Caroline Strange is a therapist with a hot husband, a fabulous Brooklyn brownstone (“My patients are primarily from the privileged masses: Prospect Park soccer moms and aging hipster dads, anxious gainfully employed millennials and their oddly relaxed unemployed counterparts”), and two sons. She sports Alexander McQueen suits and $175 hairstyles, is exacting in her thought process, and thinks highly of herself. Strikingly distant whenever she mentions her own offspring, Dr. Caroline has apt-if-unkind nicknames for her patients: Deluded Delia, Jacked-Up James, Copycat Caroline (“doomed to be so called just because we share a name”), Bilious Byron, Churlish Charlotte, Amanda Demanda; she also has her own traumatic history that heralds potential emotional baggage.
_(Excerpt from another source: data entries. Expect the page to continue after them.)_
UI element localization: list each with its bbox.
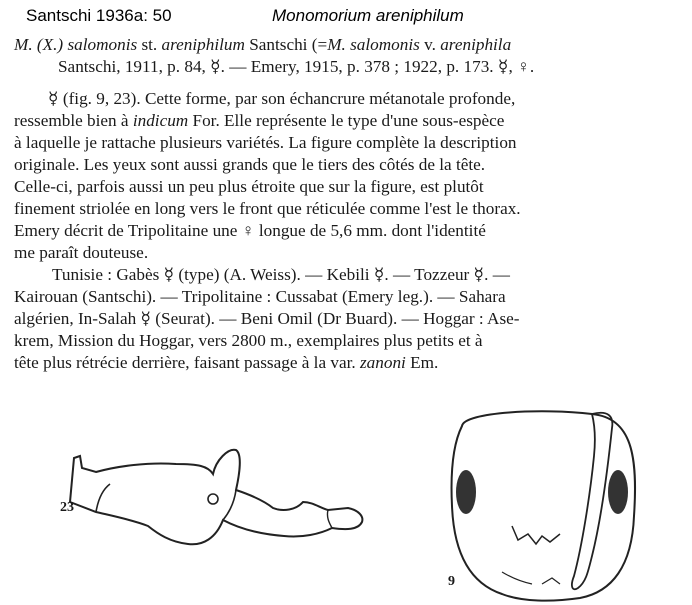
- variety-epithet: areniphila: [440, 35, 512, 54]
- paragraph-2-line-2: Kairouan (Santschi). — Tripolitaine : Cussabat (Emery leg.). — Sahara: [14, 287, 506, 306]
- paragraph-1-line-8: me paraît douteuse.: [14, 243, 149, 262]
- variety-text: v.: [419, 35, 441, 54]
- leg-line: [96, 484, 110, 512]
- species-epithet: salomonis: [67, 35, 138, 54]
- text-run: Em.: [405, 353, 439, 372]
- description-text: [14, 34, 674, 374]
- paragraph-1-line-1: ☿ (fig. 9, 23). Cette forme, par son échancrure métanotale profonde,: [48, 89, 516, 108]
- spiracle-circle: [208, 494, 218, 504]
- paragraph-1-line-6: finement striolée en long vers le front que réticulée comme l'est le thorax.: [14, 199, 521, 218]
- figure-23-label: 23: [60, 500, 74, 515]
- citation-reference: Santschi 1936a: 50: [26, 6, 172, 25]
- head-outline: [451, 411, 635, 600]
- paragraph-2-line-3: algérien, In-Salah ☿ (Seurat). — Beni Omil (Dr Buard). — Hoggar : Ase-: [14, 309, 520, 328]
- genus-abbrev: M. (X.): [14, 35, 68, 54]
- paragraph-1-line-5: Celle-ci, parfois aussi un peu plus étroite que sur la figure, est plutôt: [14, 177, 484, 196]
- figure-9-head-drawing: [442, 406, 642, 602]
- page-header: [0, 6, 692, 30]
- author-text: Santschi (=: [244, 35, 328, 54]
- mandible-line: [502, 572, 560, 584]
- node-line: [223, 490, 236, 520]
- clypeus-line: [512, 526, 560, 544]
- gaster-line: [327, 510, 332, 528]
- species-name: Monomorium areniphilum: [272, 6, 464, 25]
- paragraph-1-line-7: Emery décrit de Tripolitaine une ♀ longue de 5,6 mm. dont l'identité: [14, 221, 486, 240]
- figure-23-profile-drawing: [58, 438, 378, 558]
- text-run: tête plus rétrécie derrière, faisant passage à la var.: [14, 353, 360, 372]
- paragraph-2-line-5: [14, 352, 674, 374]
- text-run: ressemble bien à: [14, 111, 133, 130]
- synonymy-line-1: [14, 34, 674, 56]
- synonym-name: M. salomonis: [327, 35, 420, 54]
- paragraph-2-line-1: Tunisie : Gabès ☿ (type) (A. Weiss). — Kebili ☿. — Tozzeur ☿. —: [52, 265, 510, 284]
- ant-body-outline: [70, 450, 362, 545]
- right-eye: [608, 470, 628, 514]
- rank-text: st.: [137, 35, 162, 54]
- variety-name: zanoni: [359, 353, 406, 372]
- synonymy-line-2: Santschi, 1911, p. 84, ☿. — Emery, 1915, p. 378 ; 1922, p. 173. ☿, ♀.: [58, 57, 535, 76]
- text-run: For. Elle représente le type d'une sous-espèce: [188, 111, 505, 130]
- compared-species: indicum: [132, 111, 189, 130]
- paragraph-1-line-2: [14, 110, 674, 132]
- subspecies-epithet: areniphilum: [161, 35, 245, 54]
- figure-9-label: 9: [448, 574, 455, 589]
- paragraph-2-line-4: krem, Mission du Hoggar, vers 2800 m., exemplaires plus petits et à: [14, 331, 483, 350]
- paragraph-1-line-4: originale. Les yeux sont aussi grands que le tiers des côtés de la tête.: [14, 155, 486, 174]
- paragraph-1-line-3: à laquelle je rattache plusieurs variétés. La figure complète la description: [14, 133, 517, 152]
- left-eye: [456, 470, 476, 514]
- antenna-scape: [572, 413, 612, 589]
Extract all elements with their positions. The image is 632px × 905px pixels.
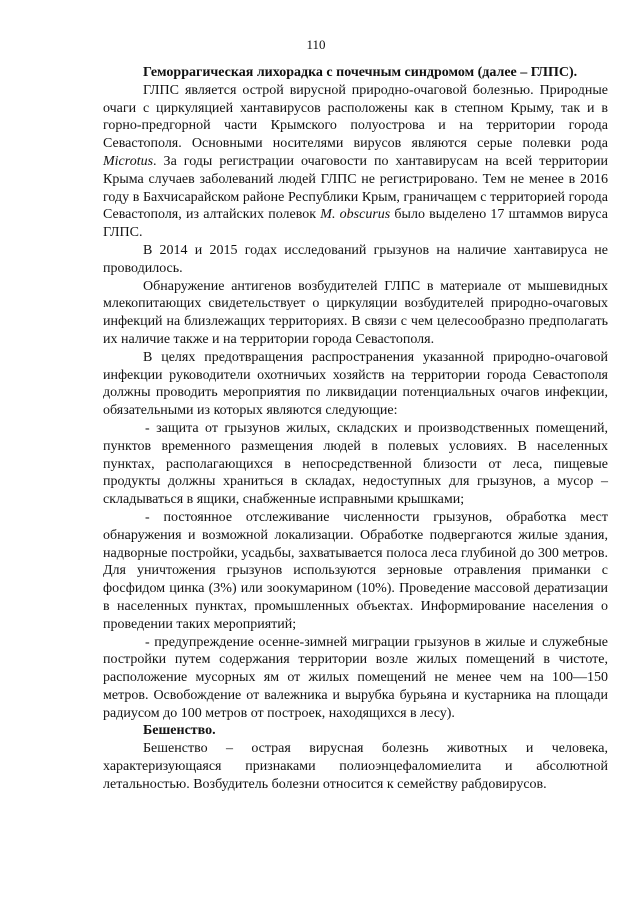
paragraph-antigens: Обнаружение антигенов возбудителей ГЛПС в материале от мышевидных млекопитающих свидетельствует о циркуляции возбудителей природно-очаговых инфекций на близлежащих территориях. В связи с чем целесообразно предполагать их наличие также и на территории города Севастополя. — [103, 278, 608, 347]
page-number: 110 — [306, 37, 326, 52]
page-content — [103, 64, 608, 794]
paragraph-studies: В 2014 и 2015 годах исследований грызунов на наличие хантавируса не проводилось. — [103, 242, 608, 276]
paragraph-prevention: В целях предотвращения распространения указанной природно-очаговой инфекции руководители охотничьих хозяйств на территории города Севастополя должны проводить мероприятия по ликвидации потенциальных очагов инфекции, обязательными из которых являются следующие: — [103, 349, 608, 419]
section-heading-rabies: Бешенство. — [143, 723, 216, 739]
paragraph-rabies: Бешенство – острая вирусная болезнь животных и человека, характеризующаяся признаками полиоэнцефаломиелита и абсолютной летальностью. Возбудитель болезни относится к семейству рабдовирусов. — [103, 741, 608, 792]
measure-item: - предупреждение осенне-зимней миграции грызунов в жилые и служебные постройки путем содержания территории возле жилых помещений в чистоте, расположение мусорных ям от жилых помещений не менее чем на 100—150 метров. Освобождение от валежника и вырубка бурьяна и кустарника на площади радиусом до 100 метров от построек, находящихся в лесу). — [103, 634, 608, 721]
section-heading-glps: Геморрагическая лихорадка с почечным синдромом (далее – ГЛПС). — [143, 65, 578, 80]
measure-item: - постоянное отслеживание численности грызунов, обработка мест обнаружения и возможной локализации. Обработке подвергаются жилые здания, надворные постройки, усадьбы, захватывается полоса леса глубиной до 300 метров. Для уничтожения грызунов используются зерновые отравления приманки с фосфидом цинка (3%) или зоокумарином (10%). Проведение массовой дератизации в населенных пунктах, промышленных объектах. Информирование населения о проведении таких мероприятий; — [103, 509, 608, 632]
paragraph-text: ГЛПС является острой вирусной природно-очаговой болезнью. Природные очаги с циркуляцией хантавирусов расположены как в степном Крыму, так и в горно-предгорной части Крымского полуострова и на территории города Севастополя. Основными носителями вирусов являются серые полевки рода — [103, 82, 608, 152]
paragraph-text: . За годы регистрации очаговости по хантавирусам на всей территории Крыма случаев заболеваний людей ГЛПС не регистрировано. Тем не менее в 2016 году в Бахчисарайском районе Республики Крым, граничащем с территорией города Севастополя, из алтайских полевок — [103, 153, 608, 223]
species-name: M. obscurus — [320, 207, 391, 223]
measure-item: - защита от грызунов жилых, складских и производственных помещений, пунктов временного размещения людей в полевых условиях. В населенных пунктах, располагающихся в непосредственной близости от леса, пищевые продукты должны храниться в складах, недоступных для грызунов, а мусор – складываться в ящики, снабженные исправными крышками; — [103, 420, 608, 508]
paragraph-glps-intro — [103, 82, 608, 242]
paragraph-text: было выделено 17 штаммов вируса ГЛПС. — [103, 207, 608, 241]
genus-name: Microtus — [103, 153, 154, 169]
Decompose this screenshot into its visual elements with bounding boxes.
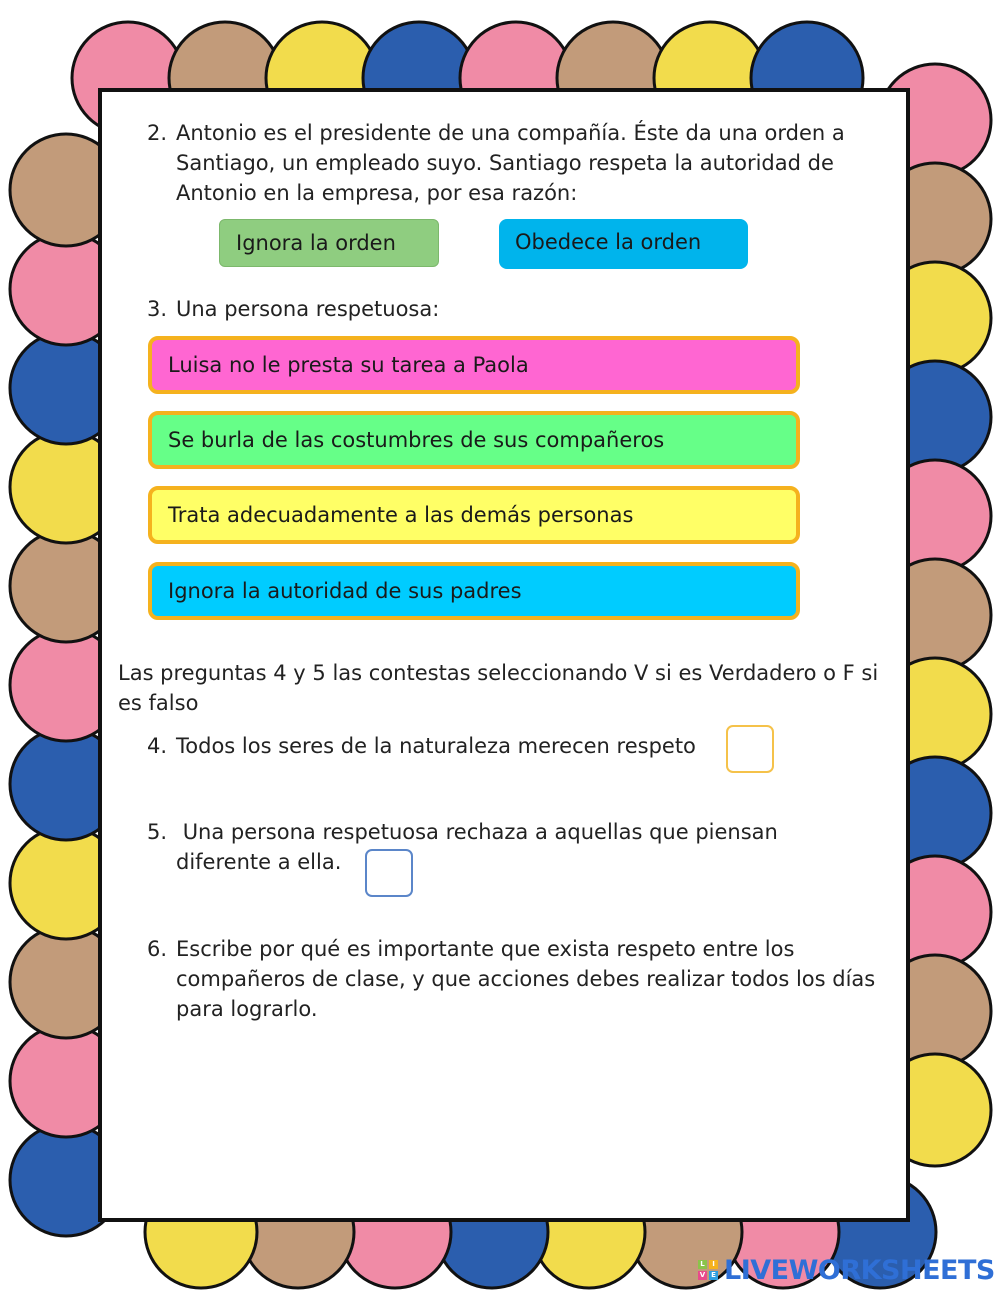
question-4 <box>147 731 747 761</box>
logo-mark-letter: V <box>699 1271 706 1279</box>
question-6-number: 6. <box>147 937 168 961</box>
logo-mark-letter: E <box>709 1271 718 1280</box>
instructions-text: Las preguntas 4 y 5 las contestas seleccionando V si es Verdadero o F si es falso <box>118 661 879 715</box>
question-3-text: Una persona respetuosa: <box>176 297 440 321</box>
question-3-number: 3. <box>147 297 168 321</box>
question-2 <box>147 118 887 210</box>
answer-box-question-5[interactable] <box>365 849 413 897</box>
option-se-burla[interactable] <box>148 411 800 469</box>
question-4-text: Todos los seres de la naturaleza merecen respeto <box>176 734 696 758</box>
option-label: Trata adecuadamente a las demás personas <box>168 503 634 527</box>
logo-mark-letter: L <box>698 1260 707 1269</box>
liveworksheets-logo <box>698 1253 995 1287</box>
option-label: Se burla de las costumbres de sus compañeros <box>168 428 665 452</box>
question-4-number: 4. <box>147 734 168 758</box>
option-luisa-no-le-presta[interactable] <box>148 336 800 394</box>
liveworksheets-text: LIVEWORKSHEETS <box>724 1254 995 1286</box>
question-5-number: 5. <box>147 820 168 844</box>
question-5-text: Una persona respetuosa rechaza a aquellas que piensan diferente a ella. <box>176 820 785 874</box>
option-trata-adecuadamente[interactable] <box>148 486 800 544</box>
question-6-text: Escribe por qué es importante que exista respeto entre los compañeros de clase, y que acciones debes realizar todos los días para lograrlo. <box>176 937 876 1021</box>
answer-box-question-4[interactable] <box>726 725 774 773</box>
question-2-number: 2. <box>147 121 168 145</box>
question-6 <box>147 934 887 1026</box>
liveworksheets-mark-icon <box>698 1260 718 1280</box>
option-label: Obedece la orden <box>515 230 702 254</box>
option-label: Ignora la autoridad de sus padres <box>168 579 522 603</box>
option-label: Luisa no le presta su tarea a Paola <box>168 353 529 377</box>
question-2-text: Antonio es el presidente de una compañía. Éste da una orden a Santiago, un empleado suyo. Santiago respeta la autoridad de Antonio en la empresa, por esa razón: <box>176 121 845 205</box>
option-ignora-la-orden[interactable] <box>219 219 439 267</box>
option-label: Ignora la orden <box>236 231 396 255</box>
option-obedece-la-orden[interactable] <box>499 219 748 269</box>
logo-mark-letter: I <box>709 1260 718 1269</box>
question-5 <box>147 817 887 877</box>
option-ignora-la-autoridad[interactable] <box>148 562 800 620</box>
question-3 <box>147 294 887 324</box>
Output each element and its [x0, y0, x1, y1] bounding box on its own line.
When a new client meets with Dr. Caroline and tells her that he’s going to kill someone, adding, “I know who you really are,” Caroline jumps into action. Even after the police get involved, Caroline is convinced that she can do better than them—a young woman has gone missing, and she, Dr. Caroline, is the one who can find her by tracking down this possibly deranged new patient. As the tension-filled story unfolds, we are privy not just to Caroline’s perspective, but also to those of Ellen Garcia, the missing woman, and Gordon Strong, an erstwhile neighbor of Caroline’s from her childhood home in Wisconsin. A few notches grislier than your garden-variety thriller-with-multiple-twists, this novel alleviates some of that gore by being chock-full of cleverly leveraged cultural references, from the Beastie Boys and Billy Ray Cyrus to Red Rover (yes, the children’s game), Sybil, The Silence of the Lambs, Saw, and Clueless.